When I had similar crashes locally, valgrind and the debugger didn’t point to anything special, except that accessing the created Julia object results in a crash, and creating it using the higher level jl_new_struct fixed it (or at least the crash went away), but introduced an extra allocation for boxing the pointer.

Because it is making the assumption that the alignment and type are correct. Also, there’s no casting to uint anywhere, the cast is on the pointer. These are just sligntly more optimized case of the default branch. They are there for the sole purpose of giving the compiler some hint to produce better code for the most likely usecase. It will be completely correct and should not crash without any branchs other than the default one.

Well, I’m not sure what do you mean by “debugger didn’t point to anything special”. I assume the debugger will point to where it crashes which will tell you what instruction and point it is and should allow you to inspect the condition it happens, the normal thing you’ll use a debugger to do.

Thanks for the clarification, and indeed after switching to the default branch implementation and also exactly the same implementation that crashed before, it doesn’t crash anymore. Which is actually bad news, because it means there is probably some kind of UB elsewhere.

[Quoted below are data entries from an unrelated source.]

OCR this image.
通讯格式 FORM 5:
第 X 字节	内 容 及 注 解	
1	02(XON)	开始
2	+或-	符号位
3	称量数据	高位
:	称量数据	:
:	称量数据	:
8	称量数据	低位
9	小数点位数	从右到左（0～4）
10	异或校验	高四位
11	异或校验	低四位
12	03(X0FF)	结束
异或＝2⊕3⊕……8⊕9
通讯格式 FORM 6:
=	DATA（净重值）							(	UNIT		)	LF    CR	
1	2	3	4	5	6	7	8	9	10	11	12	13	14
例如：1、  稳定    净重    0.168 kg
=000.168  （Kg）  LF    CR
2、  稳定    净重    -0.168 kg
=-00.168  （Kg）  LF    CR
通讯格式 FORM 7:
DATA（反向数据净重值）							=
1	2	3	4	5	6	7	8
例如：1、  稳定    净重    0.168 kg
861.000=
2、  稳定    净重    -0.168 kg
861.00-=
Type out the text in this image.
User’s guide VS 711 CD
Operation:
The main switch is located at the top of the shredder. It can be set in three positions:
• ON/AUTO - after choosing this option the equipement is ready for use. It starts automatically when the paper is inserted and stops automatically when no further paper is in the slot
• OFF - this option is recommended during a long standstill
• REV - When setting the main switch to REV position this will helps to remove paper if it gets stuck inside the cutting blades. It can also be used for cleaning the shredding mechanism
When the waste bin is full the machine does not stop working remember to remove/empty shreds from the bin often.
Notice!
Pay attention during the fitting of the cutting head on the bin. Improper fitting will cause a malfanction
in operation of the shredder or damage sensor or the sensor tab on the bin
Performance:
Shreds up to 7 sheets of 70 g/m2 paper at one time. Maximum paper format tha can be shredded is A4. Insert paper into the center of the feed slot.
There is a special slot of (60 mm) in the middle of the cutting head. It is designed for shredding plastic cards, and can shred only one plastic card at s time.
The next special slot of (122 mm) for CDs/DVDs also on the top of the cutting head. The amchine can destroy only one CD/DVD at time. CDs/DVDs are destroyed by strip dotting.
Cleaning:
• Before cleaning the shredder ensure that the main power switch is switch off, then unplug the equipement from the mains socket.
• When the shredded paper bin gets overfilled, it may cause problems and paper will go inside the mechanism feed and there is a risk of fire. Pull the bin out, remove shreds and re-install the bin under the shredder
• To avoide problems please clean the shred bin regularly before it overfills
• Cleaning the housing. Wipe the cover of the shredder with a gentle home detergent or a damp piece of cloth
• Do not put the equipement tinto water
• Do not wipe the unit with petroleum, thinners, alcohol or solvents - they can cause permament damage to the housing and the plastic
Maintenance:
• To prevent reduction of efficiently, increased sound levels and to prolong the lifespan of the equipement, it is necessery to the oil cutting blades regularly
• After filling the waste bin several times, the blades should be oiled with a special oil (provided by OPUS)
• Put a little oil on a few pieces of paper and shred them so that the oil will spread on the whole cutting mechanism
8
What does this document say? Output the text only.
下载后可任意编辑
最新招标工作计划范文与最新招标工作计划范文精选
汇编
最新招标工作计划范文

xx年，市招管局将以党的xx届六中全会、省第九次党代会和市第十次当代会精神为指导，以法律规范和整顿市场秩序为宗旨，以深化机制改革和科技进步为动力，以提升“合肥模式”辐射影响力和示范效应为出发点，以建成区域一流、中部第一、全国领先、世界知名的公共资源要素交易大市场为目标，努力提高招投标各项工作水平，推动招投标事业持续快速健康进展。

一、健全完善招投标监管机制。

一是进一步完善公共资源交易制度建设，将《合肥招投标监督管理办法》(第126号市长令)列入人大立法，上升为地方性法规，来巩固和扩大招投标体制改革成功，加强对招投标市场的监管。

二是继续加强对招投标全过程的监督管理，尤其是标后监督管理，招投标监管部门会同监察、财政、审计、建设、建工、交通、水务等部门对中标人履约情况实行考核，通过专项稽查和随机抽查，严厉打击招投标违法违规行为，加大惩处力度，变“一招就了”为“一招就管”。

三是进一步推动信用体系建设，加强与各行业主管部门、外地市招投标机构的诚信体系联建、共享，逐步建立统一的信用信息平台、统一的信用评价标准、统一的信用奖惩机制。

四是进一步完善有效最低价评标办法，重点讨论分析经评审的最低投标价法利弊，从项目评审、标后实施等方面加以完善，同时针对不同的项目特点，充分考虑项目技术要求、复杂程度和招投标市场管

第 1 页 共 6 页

What I mean with “nothng special” is that when I did manage to reproduce the crash in a debugger, it always segfaulted on this seemingly innocent line, and valgrind didn’t show anything invalid up to that point:

Here, ptr is a Julia object created by the code we discussed.

And while writing this, it crashed again on this change, which should actually be no change: https://github.com/JuliaInterop/libcxxwrap-julia/compare/035d575df6b2e30d03d1d8142222aef1e035b39f..a4dce9720f32ba9bb4d06efe0c54deeb65f0a6c2

(log here)

The debugger has way more functions than just line numbers. As I said above, you should look at the instructions and variables.

OK, I have inspected the value returned by both implementations, and it is always the same, I haven’t been able to reproduce the crash on Travis either anymore. My best guess at this point is that our discussion properly aligned the planets so it works now :wink:

I’ve merged the change, since this part of the code was probably never the cause of the crashes in the first place. Thanks for the help!